Presiden Prabowo Subianto memerintahkan agar pusat tersebut menyediakan perawatan medis bagi mereka yang "terluka oleh bom atau bangunan yang runtuh di tengah perang yang sedang berlangsung," kata Hasan Nasbi di Jakarta pada hari Kamis, menurut kantor berita negara Antara.
Ia mengatakan fasilitas tersebut akan berlokasi di Pulau Galang, di barat laut negara kepulauan itu, dekat Sumatra. Pulau itu—tepat di selatan Singapura—dulunya merupakan kamp pengungsi bagi pencari suaka Vietnam.

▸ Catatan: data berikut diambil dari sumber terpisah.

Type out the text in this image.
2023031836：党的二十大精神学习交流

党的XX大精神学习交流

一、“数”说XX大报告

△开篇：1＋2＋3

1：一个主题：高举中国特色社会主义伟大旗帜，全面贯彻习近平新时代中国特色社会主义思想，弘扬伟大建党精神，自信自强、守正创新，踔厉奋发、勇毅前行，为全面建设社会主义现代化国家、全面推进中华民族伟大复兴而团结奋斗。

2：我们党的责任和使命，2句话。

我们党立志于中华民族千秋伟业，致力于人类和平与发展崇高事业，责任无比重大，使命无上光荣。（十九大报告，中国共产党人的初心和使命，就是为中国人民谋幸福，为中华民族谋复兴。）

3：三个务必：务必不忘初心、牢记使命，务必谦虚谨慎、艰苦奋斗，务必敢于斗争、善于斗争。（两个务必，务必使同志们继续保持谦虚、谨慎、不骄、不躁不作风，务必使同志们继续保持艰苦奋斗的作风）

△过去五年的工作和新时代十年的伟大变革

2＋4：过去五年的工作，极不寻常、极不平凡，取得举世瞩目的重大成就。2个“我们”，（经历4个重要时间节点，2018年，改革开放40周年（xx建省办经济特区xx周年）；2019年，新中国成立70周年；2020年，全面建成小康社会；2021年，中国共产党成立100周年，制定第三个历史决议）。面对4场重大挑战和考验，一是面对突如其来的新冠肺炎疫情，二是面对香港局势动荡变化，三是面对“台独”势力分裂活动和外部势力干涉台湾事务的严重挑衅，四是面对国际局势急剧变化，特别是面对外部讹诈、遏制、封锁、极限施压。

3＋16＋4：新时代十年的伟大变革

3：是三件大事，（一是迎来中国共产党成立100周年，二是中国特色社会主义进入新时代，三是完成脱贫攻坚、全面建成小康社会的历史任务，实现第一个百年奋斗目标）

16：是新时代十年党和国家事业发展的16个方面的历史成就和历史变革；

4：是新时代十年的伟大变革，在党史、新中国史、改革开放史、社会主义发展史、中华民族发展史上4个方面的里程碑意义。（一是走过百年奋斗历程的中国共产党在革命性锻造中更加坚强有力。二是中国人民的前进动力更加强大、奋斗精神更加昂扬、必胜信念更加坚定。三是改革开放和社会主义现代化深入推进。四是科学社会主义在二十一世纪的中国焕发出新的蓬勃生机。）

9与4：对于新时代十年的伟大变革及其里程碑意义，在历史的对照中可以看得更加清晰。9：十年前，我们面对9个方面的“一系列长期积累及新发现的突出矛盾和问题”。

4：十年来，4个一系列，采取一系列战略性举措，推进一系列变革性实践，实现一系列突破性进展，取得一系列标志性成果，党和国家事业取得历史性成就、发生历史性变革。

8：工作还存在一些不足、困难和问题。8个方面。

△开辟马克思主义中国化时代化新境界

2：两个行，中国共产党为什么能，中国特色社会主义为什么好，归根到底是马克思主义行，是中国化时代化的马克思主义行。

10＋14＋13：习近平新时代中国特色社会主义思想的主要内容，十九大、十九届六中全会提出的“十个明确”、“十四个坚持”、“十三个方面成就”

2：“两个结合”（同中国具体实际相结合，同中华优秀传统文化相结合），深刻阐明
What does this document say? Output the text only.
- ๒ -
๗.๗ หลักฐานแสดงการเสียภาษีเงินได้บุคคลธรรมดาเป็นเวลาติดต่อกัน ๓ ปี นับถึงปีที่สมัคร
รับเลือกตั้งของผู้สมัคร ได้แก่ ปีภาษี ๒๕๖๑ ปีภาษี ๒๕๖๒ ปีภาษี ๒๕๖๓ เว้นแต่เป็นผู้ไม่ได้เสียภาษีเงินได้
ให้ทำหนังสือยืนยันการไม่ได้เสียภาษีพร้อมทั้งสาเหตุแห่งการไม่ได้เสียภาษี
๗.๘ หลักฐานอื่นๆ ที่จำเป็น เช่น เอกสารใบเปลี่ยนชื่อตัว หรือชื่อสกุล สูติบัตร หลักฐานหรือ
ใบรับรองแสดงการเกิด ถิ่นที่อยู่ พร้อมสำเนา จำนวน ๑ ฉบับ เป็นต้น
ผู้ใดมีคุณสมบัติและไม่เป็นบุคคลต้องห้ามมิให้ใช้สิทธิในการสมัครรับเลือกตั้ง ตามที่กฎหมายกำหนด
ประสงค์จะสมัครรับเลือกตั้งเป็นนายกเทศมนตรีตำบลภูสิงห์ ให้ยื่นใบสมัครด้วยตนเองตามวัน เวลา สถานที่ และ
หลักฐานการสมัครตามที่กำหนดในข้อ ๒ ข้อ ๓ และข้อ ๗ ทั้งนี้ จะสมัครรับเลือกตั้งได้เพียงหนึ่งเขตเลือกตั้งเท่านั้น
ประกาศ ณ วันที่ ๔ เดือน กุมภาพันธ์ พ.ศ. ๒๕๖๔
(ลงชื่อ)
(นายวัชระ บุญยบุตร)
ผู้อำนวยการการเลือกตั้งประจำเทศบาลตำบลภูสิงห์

Negara dengan penduduk Muslim terbesar di dunia, Indonesia tidak pernah mengakui Israel secara diplomatis, dan selama beberapa dekade telah menjadi pendukung setia perjuangan Palestina.
"Para korban perang, tentu saja, akan kembali ke Gaza setelah mereka pulih dari luka-luka mereka," ujar Nasbi, seraya menambahkan bahwa proyek ini "bukanlah rencana relokasi," melainkan "operasi kemanusiaan yang bertujuan membantu sebanyak mungkin korban."